Jackie Wullschlager tries to make sense of Ed Ruscha’s work in the Financial Times on the occasion of his retrospective at the Heyward Gallery in London:
Cinema – its flat, word-inscribed screens, receding spaces, glossy celluloid colour – is to Ruscha’s canvases what photographs were to Andy Warhol or cartoons to Roy Lichtenstein: mass media assimilated to inject everyday banality into the high art of painting. Thus American pop art was born, with Ruscha its tortoise, working slowly and steadily out of the international limelight through the 1950s and 60s, when Los Angeles was “deeply away from the rest of the world: an isolated location”. Top New York gallerist Leo Castelli gave him his first show in 1973 but, according to another dealer, “Ruscha was always at the bottom of Castelli’s stable – simply because he was working in LA.” […]
Ruscha calls himself “an abstract artist who deals with subject matter”. He rejected art school’s abstract expressionist training as academic by the late 1950s, and describes his “atomic bomb” moment as his encounter with Jasper Johns’ “Target with Four Faces”, which exploded the pieties around abstraction and collapsed its gap with figurative painting.

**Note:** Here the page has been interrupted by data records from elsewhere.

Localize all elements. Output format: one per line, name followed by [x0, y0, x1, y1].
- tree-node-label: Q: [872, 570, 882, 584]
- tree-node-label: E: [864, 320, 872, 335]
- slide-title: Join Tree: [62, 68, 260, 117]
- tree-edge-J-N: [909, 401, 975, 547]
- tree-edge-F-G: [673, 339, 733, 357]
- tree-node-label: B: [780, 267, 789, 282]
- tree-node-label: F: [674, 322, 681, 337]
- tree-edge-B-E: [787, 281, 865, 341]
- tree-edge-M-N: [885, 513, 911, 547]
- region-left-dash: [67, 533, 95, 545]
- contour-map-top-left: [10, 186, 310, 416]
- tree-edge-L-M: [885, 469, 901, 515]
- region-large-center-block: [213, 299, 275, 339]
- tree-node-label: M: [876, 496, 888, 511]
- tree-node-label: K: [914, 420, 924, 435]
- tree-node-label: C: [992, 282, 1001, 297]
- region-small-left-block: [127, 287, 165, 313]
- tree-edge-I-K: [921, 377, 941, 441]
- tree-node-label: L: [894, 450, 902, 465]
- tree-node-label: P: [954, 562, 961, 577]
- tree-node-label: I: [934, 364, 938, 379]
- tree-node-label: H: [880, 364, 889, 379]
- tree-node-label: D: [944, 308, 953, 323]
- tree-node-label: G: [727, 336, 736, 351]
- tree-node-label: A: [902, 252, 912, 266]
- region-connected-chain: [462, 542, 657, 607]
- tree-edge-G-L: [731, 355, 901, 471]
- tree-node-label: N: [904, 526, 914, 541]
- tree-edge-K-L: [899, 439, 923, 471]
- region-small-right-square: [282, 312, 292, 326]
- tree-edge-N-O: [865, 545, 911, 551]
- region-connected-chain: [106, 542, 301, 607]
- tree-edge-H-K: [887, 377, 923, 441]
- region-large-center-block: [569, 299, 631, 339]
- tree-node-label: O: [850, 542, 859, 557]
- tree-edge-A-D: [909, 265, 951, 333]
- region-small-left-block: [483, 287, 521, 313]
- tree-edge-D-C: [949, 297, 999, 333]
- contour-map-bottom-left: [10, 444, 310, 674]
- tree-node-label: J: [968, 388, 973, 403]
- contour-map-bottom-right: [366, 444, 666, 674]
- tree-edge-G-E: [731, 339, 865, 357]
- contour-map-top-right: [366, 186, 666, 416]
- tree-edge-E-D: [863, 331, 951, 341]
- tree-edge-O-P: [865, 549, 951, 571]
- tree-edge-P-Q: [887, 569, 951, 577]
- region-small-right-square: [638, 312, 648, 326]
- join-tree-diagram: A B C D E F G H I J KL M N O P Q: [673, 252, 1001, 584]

Ruscha’s own great subject was, from the start, words. “Boss” (1961), a highlight of the Hayward’s opening room, spells out the word in velvety black capitals, the “O” leaning pertly to the left, against an impastoed muddy rectangle enclosed between strips of darker brown. The rich surface acknowledges gestural abstraction, connotations of authority are an Oedipal nod to Johns, but the mix of letters, painterly beauty – Ruscha found the curving round word “almost beautiful like a tulip would be beautiful” – and droll pop allusion (Boss is a clothing brand) is fresh and original.
In loud colour, “Noise”, “Scream” and “OOF” – evoking the exclamation of someone being punched in the stomach – continued his experiments with single words as a painting’s subject. He saw early how language would be challenged by the ubiquitous image overload of modern life.